Kelly chegou em 1941 e fez a revolução na revolução. Incorporou tudo que Astaire havia conquistado, mas acrescentou recursos específicos do cinema à dança, sem tirar o pé da realidade.
Na sequência com Jerry em "Marujos do Amor", teve de criar uma coreografia em que dançava com um rato imaginário.

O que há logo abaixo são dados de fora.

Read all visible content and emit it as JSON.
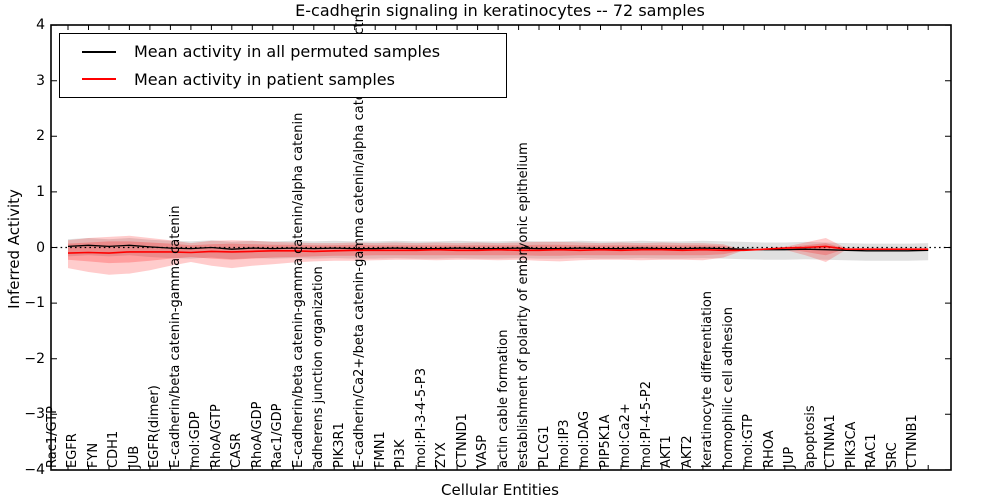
{
  "figure": {
    "background": "#ffffff"
  },
  "chart_data": {
    "type": "line",
    "title": "E-cadherin signaling in keratinocytes -- 72 samples",
    "xlabel": "Cellular Entities",
    "ylabel": "Inferred Activity",
    "ylim": [
      -4,
      4
    ],
    "yticks": [
      -4,
      -3,
      -2,
      -1,
      0,
      1,
      2,
      3,
      4
    ],
    "grid": false,
    "zero_line_style": "dotted",
    "legend_position": "upper left",
    "axis_color": "#000000",
    "categories": [
      "Rac1/GTP",
      "EGFR",
      "FYN",
      "CDH1",
      "JUB",
      "EGFR(dimer)",
      "E-cadherin/beta catenin-gamma catenin",
      "mol:GDP",
      "RhoA/GTP",
      "CASR",
      "RhoA/GDP",
      "Rac1/GDP",
      "E-cadherin/beta catenin-gamma catenin/alpha catenin",
      "adherens junction organization",
      "PIK3R1",
      "E-cadherin/Ca2+/beta catenin-gamma catenin/alpha catenin/p120ctn",
      "FMN1",
      "PI3K",
      "mol:PI-3-4-5-P3",
      "ZYX",
      "CTNND1",
      "VASP",
      "actin cable formation",
      "establishment of polarity of embryonic epithelium",
      "PLCG1",
      "mol:IP3",
      "mol:DAG",
      "PIP5K1A",
      "mol:Ca2+",
      "mol:PI-4-5-P2",
      "AKT1",
      "AKT2",
      "keratinocyte differentiation",
      "homophilic cell adhesion",
      "mol:GTP",
      "RHOA",
      "JUP",
      "apoptosis",
      "CTNNA1",
      "PIK3CA",
      "RAC1",
      "SRC",
      "CTNNB1"
    ],
    "series": [
      {
        "name": "Mean activity in all permuted samples",
        "color": "#000000",
        "values": [
          0.02,
          0.04,
          0.02,
          0.04,
          0.01,
          -0.01,
          -0.02,
          0.0,
          -0.03,
          -0.01,
          -0.02,
          -0.01,
          -0.02,
          -0.01,
          -0.02,
          -0.02,
          -0.01,
          -0.02,
          -0.02,
          -0.01,
          -0.02,
          -0.02,
          -0.01,
          -0.02,
          -0.02,
          -0.01,
          -0.02,
          -0.02,
          -0.01,
          -0.02,
          -0.02,
          -0.01,
          -0.02,
          -0.03,
          -0.04,
          -0.04,
          -0.03,
          -0.04,
          -0.05,
          -0.06,
          -0.06,
          -0.06,
          -0.05
        ]
      },
      {
        "name": "Mean activity in patient samples",
        "color": "#ff0000",
        "values": [
          -0.1,
          -0.09,
          -0.1,
          -0.08,
          -0.08,
          -0.08,
          -0.09,
          -0.07,
          -0.08,
          -0.07,
          -0.06,
          -0.06,
          -0.07,
          -0.06,
          -0.05,
          -0.05,
          -0.05,
          -0.05,
          -0.04,
          -0.05,
          -0.05,
          -0.04,
          -0.05,
          -0.05,
          -0.04,
          -0.05,
          -0.04,
          -0.05,
          -0.04,
          -0.04,
          -0.05,
          -0.04,
          -0.05,
          -0.05,
          -0.03,
          -0.01,
          0.0,
          0.02,
          -0.03,
          -0.03,
          -0.03,
          -0.03,
          -0.03
        ]
      }
    ],
    "bands": [
      {
        "name": "permuted-sample-range",
        "color": "#999999",
        "opacity": 0.3,
        "upper": [
          0.15,
          0.17,
          0.15,
          0.17,
          0.14,
          0.12,
          0.11,
          0.13,
          0.1,
          0.12,
          0.11,
          0.12,
          0.11,
          0.12,
          0.11,
          0.11,
          0.12,
          0.11,
          0.11,
          0.12,
          0.11,
          0.11,
          0.12,
          0.11,
          0.11,
          0.12,
          0.11,
          0.11,
          0.12,
          0.11,
          0.11,
          0.12,
          0.11,
          0.1,
          0.09,
          0.09,
          0.1,
          0.09,
          0.08,
          0.07,
          0.07,
          0.07,
          0.08
        ],
        "lower": [
          -0.16,
          -0.14,
          -0.16,
          -0.14,
          -0.17,
          -0.19,
          -0.2,
          -0.18,
          -0.21,
          -0.19,
          -0.2,
          -0.19,
          -0.2,
          -0.19,
          -0.2,
          -0.2,
          -0.19,
          -0.2,
          -0.2,
          -0.19,
          -0.2,
          -0.2,
          -0.19,
          -0.2,
          -0.2,
          -0.19,
          -0.2,
          -0.2,
          -0.19,
          -0.2,
          -0.2,
          -0.19,
          -0.2,
          -0.21,
          -0.22,
          -0.22,
          -0.21,
          -0.22,
          -0.23,
          -0.24,
          -0.24,
          -0.24,
          -0.23
        ]
      },
      {
        "name": "patient-sample-range-outer",
        "color": "#ff0000",
        "opacity": 0.2,
        "upper": [
          0.13,
          0.17,
          0.19,
          0.21,
          0.17,
          0.13,
          0.08,
          0.12,
          0.13,
          0.12,
          0.1,
          0.09,
          0.08,
          0.08,
          0.09,
          0.08,
          0.09,
          0.08,
          0.09,
          0.08,
          0.09,
          0.08,
          0.09,
          0.1,
          0.1,
          0.09,
          0.08,
          0.09,
          0.08,
          0.09,
          0.08,
          0.08,
          0.06,
          -0.05,
          -0.03,
          0.01,
          0.09,
          0.17,
          -0.01,
          -0.03,
          -0.03,
          -0.03,
          -0.03
        ],
        "lower": [
          -0.37,
          -0.44,
          -0.49,
          -0.47,
          -0.41,
          -0.33,
          -0.26,
          -0.33,
          -0.37,
          -0.33,
          -0.3,
          -0.27,
          -0.25,
          -0.24,
          -0.24,
          -0.23,
          -0.22,
          -0.22,
          -0.23,
          -0.22,
          -0.22,
          -0.23,
          -0.22,
          -0.24,
          -0.25,
          -0.23,
          -0.22,
          -0.22,
          -0.23,
          -0.22,
          -0.22,
          -0.23,
          -0.18,
          -0.05,
          -0.03,
          -0.04,
          -0.14,
          -0.26,
          -0.04,
          -0.03,
          -0.03,
          -0.03,
          -0.03
        ]
      },
      {
        "name": "patient-sample-range-inner",
        "color": "#ff0000",
        "opacity": 0.22,
        "upper": [
          0.07,
          0.09,
          0.11,
          0.11,
          0.09,
          0.07,
          0.04,
          0.06,
          0.07,
          0.06,
          0.05,
          0.05,
          0.04,
          0.04,
          0.05,
          0.04,
          0.04,
          0.04,
          0.04,
          0.04,
          0.04,
          0.04,
          0.04,
          0.05,
          0.05,
          0.04,
          0.04,
          0.04,
          0.04,
          0.04,
          0.04,
          0.04,
          0.03,
          -0.05,
          -0.03,
          0.0,
          0.04,
          0.08,
          -0.02,
          -0.03,
          -0.03,
          -0.03,
          -0.03
        ],
        "lower": [
          -0.22,
          -0.25,
          -0.28,
          -0.27,
          -0.24,
          -0.2,
          -0.17,
          -0.2,
          -0.22,
          -0.2,
          -0.18,
          -0.17,
          -0.16,
          -0.15,
          -0.15,
          -0.14,
          -0.14,
          -0.14,
          -0.14,
          -0.14,
          -0.14,
          -0.14,
          -0.14,
          -0.15,
          -0.15,
          -0.14,
          -0.14,
          -0.14,
          -0.14,
          -0.14,
          -0.14,
          -0.14,
          -0.12,
          -0.05,
          -0.03,
          -0.02,
          -0.08,
          -0.14,
          -0.02,
          -0.03,
          -0.03,
          -0.03,
          -0.03
        ]
      }
    ]
  }
}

O qual foi acrescentado depois por Hanna e Barbera, criadores do personagem, a um custo de nada menos que 10 mil desenhos para sincronizar com os movimentos de Gene. Tudo isso já seria formidável. Mas a grande revolução de Gene Kelly foi a de trazer a dança do cinema para as ruas.
Em contraste com a leveza de Fred, nascido para roupas e cenários tão elegantes quanto ele, Gene se dizia um chofer de caminhão. Nas poucas vezes em que dançou de cartola, borboleta e casaca, a marca de Fred, parecia um peixinho dourado num tapete persa.
Suas roupas eram as do dia-a-dia: boné, calças comuns, a camiseta com as mangas enroladinhas. E os cenários e objetos de sua dança eram os que ele encontrava pelo caminho: postes, poças d'água, um guarda-chuva, tampas de lata de lixo, folha de jornal.
E, para ele, importante: dançar era coisa para homem. Durante toda a sua vida, Gene lutou contra o preconceito de que a dança seria um refúgio dos efeminados.
Ele não era apenas o artista frente às câmeras. Estava também atrás delas, porque era o seu próprio coreógrafo e, exceto quando o diretor se chamava Vincente Minnelli, era Gene quem dirigia a si mesmo nos musicais -em parceria com Stanley Donen, um corista da Broadway que ele levara para Hollywood como seu assistente e que depois ganhou asas próprias. Mas, como o próprio Gene admitiu, a dança é um ofício ingrato.
Quando o dançarino chega ao ápice, em termos de experiência e savoir-faire, seu corpo começa a traí-lo. E o indiscutível ápice de Gene foi quando ele rodou "Cantando na Chuva", no segundo semestre de 1951 -aos 39 anos.
Se sabia que já não seria o mesmo como dançarino, poderia ser até maior como coreógrafo e diretor, e preparou-se para isso.
Mas coincidiu que os estúdios perderam o monopólio das salas de exibição. Hollywood faliu, a MGM praticamente fechou e os musicais tornaram-se itens da nostalgia. Gigantes como Gene Kelly viram-se subitamente sem uma tela de 9 metros de altura por 14 metros de comprimento, as únicas medidas nas dimensões de um gênio capaz até de fazer chover.